Sans dialogue avec Lula, Alcolumbre bloque l'agenda du gouvernement et avance les programmes anti-attentats au Sénat
⚡ Résumé rapide
La semaine d'efforts concentrés au Sénat n'a apporté aucune nouveauté aux agendas prioritaires du gouvernement du président Luiz Inácio Lula da Silva (PT).
La semaine d'efforts concentrés au Sénat n'a apporté aucune nouveauté aux agendas prioritaires du gouvernement du président Luiz Inácio Lula da Silva (PT).
C’est le cas des propositions d’amendements à la Constitution (PEC) au bout de l’échelle 6x1 et de la sécurité publique.
Le scénario a renforcé la distance entre Davi Alcolumbre (União Brasil-AP), président de la Chambre, et l'Exécutif face à l'avancement de projets dont l'impact est estimé à plus de 150 milliards de reais.

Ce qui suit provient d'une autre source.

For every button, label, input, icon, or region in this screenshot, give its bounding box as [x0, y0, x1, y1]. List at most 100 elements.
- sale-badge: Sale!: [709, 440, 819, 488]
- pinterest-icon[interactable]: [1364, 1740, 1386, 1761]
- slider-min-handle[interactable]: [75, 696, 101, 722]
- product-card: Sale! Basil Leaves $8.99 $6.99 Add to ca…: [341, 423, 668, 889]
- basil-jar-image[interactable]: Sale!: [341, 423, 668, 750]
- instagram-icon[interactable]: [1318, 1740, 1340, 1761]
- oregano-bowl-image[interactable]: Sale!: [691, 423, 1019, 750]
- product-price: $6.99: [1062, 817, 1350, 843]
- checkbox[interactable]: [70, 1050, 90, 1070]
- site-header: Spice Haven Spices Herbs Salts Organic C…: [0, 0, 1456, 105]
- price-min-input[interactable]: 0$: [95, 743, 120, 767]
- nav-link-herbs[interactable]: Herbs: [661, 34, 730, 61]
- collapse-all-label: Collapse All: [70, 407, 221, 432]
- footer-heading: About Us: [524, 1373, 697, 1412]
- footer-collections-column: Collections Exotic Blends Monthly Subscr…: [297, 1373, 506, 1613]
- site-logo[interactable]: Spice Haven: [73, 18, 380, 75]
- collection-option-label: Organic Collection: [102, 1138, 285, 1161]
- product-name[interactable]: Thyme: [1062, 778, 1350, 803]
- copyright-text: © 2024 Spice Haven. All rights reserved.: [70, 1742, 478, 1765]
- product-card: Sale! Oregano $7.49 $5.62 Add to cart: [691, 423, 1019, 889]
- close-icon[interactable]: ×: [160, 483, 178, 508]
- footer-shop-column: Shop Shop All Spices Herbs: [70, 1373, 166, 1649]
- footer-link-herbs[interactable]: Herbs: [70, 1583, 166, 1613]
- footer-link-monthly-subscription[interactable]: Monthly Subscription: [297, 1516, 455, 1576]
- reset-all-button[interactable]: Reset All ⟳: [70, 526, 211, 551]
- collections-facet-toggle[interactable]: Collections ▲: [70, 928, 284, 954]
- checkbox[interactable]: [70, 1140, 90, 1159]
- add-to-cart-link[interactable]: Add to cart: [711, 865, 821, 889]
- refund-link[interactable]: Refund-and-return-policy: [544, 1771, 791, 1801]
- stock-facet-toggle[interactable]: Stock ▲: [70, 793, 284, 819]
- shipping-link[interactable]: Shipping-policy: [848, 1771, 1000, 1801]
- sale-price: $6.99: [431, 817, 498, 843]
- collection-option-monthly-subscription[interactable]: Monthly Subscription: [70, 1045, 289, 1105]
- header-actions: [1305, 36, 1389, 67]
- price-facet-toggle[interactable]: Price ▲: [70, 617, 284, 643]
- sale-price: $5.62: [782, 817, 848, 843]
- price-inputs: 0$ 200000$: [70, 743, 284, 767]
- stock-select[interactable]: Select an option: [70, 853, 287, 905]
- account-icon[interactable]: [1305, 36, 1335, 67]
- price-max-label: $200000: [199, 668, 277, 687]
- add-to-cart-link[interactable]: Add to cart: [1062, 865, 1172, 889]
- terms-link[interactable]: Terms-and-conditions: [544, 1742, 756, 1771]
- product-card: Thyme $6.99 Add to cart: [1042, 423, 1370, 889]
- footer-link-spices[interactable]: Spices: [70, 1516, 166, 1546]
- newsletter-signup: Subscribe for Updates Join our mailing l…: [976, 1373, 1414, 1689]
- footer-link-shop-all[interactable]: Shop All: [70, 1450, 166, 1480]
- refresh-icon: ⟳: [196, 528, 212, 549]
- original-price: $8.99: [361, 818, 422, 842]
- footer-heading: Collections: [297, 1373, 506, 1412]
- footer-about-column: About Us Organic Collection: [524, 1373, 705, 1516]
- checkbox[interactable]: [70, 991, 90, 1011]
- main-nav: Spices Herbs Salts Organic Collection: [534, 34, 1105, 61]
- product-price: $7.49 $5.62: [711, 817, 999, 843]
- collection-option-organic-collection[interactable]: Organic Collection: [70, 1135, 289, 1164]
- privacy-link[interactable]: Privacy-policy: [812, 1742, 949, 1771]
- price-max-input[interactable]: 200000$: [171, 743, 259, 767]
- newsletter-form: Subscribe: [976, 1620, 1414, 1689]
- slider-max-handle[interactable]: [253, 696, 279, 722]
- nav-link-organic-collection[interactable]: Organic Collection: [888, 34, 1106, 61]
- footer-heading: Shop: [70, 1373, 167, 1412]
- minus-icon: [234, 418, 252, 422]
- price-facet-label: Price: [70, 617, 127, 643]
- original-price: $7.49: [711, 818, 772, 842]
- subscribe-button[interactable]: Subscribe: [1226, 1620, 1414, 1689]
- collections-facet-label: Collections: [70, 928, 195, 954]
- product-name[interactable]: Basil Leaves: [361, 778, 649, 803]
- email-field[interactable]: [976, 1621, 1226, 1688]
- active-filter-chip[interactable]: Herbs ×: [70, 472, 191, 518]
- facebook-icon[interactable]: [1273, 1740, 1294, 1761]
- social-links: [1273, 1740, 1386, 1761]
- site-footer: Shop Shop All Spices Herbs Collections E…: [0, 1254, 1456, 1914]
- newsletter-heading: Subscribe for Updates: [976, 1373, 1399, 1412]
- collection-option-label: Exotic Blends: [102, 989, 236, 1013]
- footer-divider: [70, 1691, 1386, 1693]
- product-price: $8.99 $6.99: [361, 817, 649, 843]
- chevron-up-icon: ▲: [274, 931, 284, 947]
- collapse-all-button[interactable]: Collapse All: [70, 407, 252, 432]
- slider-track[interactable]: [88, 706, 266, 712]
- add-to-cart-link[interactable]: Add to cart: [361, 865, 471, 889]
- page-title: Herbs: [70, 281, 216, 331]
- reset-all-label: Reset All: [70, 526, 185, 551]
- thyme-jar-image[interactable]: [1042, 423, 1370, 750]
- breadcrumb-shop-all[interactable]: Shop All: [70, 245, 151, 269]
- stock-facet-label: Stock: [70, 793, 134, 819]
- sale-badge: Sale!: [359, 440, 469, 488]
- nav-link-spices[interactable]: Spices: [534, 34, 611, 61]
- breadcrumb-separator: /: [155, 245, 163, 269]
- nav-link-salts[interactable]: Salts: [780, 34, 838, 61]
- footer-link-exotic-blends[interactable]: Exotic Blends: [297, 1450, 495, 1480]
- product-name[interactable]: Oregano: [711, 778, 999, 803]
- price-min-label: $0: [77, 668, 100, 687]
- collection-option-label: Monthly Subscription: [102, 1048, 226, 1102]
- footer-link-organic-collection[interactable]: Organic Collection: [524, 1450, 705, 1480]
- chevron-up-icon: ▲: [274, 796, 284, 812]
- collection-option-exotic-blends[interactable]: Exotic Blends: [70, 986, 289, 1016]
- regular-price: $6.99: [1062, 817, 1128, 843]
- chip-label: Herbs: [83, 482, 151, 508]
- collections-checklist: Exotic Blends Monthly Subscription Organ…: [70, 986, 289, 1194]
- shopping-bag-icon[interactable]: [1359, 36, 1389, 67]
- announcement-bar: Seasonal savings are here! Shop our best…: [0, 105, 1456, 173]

Le gouvernement espérait que le Sénat fasse des progrès dans le traitement du PEC, qui réduit la journée de travail de 44 heures à 40 heures par semaine dans un délai de 14 mois et permet de mettre fin au barème 6x1, approuvé il y a plus de deux semaines à la Chambre des députés.
Comprendre ce que sont les « programmes de bombes », qui exercent une pression sur le budget du gouvernement au cours d'une année électorale
Une rencontre entre Alcolumbre et le sénateur Otto Alencar (PSD-BA), président de la Commission Constitution et Justice (CCJ), où devrait être traitée la PEC, était prévue mardi dernier (9), mais a été annulée par le président du Sénat à la dernière minute, alors qu'Alencar se rendait à sa résidence officielle.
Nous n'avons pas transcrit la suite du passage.